Les ordres dominicains et franciscains ont été fondés, au début du XIIe siècle, pour combattre les hérésies, l’anticléricalisme et les nouvelles idées philosophiques. Sismondi dit du pape Innocent III : « Il fonda les deux ordres mendiants des Franciscains et des Dominicains, nouveaux champions de l’église, chargés de réprimer toute activité de l’esprit, de combattre l’intelligence croissante et d’extirper l’hérésie. Il confia aux dominicains les redoutables pouvoirs de l’Inquisition qu’il avait instituée : il les chargea de découvrir, poursuivre et détruire les nouveaux réformateurs qui, sous le nom de paterini, se multipliaient rapidement en Italie. » (Ibid. p.60)
La répression violente de toute forme d’opposition était un trait constant de la conduite des autorités ecclésiastiques, à commencer par leur sommet, comme le montre l’histoire de la papauté. Lorsqu’il ne parvenait pas à obtenir le soutien de ses cardinaux, le pape Urbain VI résolvait le problème très simplement : en les accusant de conspirer contre lui. Il fit torturer de nombreux cardinaux en sa présence, tandis qu’il récitait calmement son rosaire. Il ordonna que certains soient enfermés dans des sacs et noyés dans la mer. Le moine réformateur Jérôme Savonarole, précurseur italien de Luther, fut torturé jusqu’à ce qu’il avoue tous les crimes qui lui étaient imputés, puis fut brûlé vif avec deux autres moines. On peut multiplier les exemples à l’envi.

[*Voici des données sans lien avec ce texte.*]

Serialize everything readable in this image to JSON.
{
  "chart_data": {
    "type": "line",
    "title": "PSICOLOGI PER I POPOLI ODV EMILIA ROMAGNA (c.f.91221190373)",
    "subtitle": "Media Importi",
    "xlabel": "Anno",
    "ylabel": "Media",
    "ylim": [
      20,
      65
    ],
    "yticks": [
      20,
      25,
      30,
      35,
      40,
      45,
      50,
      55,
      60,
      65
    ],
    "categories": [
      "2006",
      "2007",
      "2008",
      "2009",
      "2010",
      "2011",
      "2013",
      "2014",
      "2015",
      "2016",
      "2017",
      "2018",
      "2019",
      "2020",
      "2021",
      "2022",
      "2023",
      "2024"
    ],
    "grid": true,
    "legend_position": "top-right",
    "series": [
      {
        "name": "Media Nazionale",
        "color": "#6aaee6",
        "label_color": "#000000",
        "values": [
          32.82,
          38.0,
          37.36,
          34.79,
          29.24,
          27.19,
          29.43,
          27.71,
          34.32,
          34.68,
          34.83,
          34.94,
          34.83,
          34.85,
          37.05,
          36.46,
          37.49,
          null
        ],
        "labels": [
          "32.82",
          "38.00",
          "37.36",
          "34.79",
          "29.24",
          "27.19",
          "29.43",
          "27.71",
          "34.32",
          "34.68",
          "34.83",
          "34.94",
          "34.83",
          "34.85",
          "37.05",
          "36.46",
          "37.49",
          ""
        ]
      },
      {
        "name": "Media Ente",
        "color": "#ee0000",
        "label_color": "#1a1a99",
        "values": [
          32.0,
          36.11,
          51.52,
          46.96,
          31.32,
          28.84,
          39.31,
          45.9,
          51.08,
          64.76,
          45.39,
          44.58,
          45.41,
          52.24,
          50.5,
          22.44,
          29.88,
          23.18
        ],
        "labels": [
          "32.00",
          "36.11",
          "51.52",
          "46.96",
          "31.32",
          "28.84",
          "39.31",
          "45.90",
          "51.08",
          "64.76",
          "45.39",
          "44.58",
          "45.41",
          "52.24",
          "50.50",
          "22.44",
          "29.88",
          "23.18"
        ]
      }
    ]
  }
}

Cependant, aucune répression ne peut préserver une idée dont le temps est passé. Une idéologie et une morale qui ne reflètent plus la réalité ne font que se survivre et sont condamnées à être balayées. Le terrain était préparé pour l’une des plus grandes révolutions de l’histoire. Lorsque, le 31 octobre 1517, un obscur moine du nom de Martin Luther cloua ses 95 thèses sur la porte de l’église de Tous les Saints, à Wittenberg, il alluma une mèche qui allait contribuer à faire sauter l’ancien ordre féodal. Une nouvelle ère s’ouvrait, celle des révolutions bourgeoises.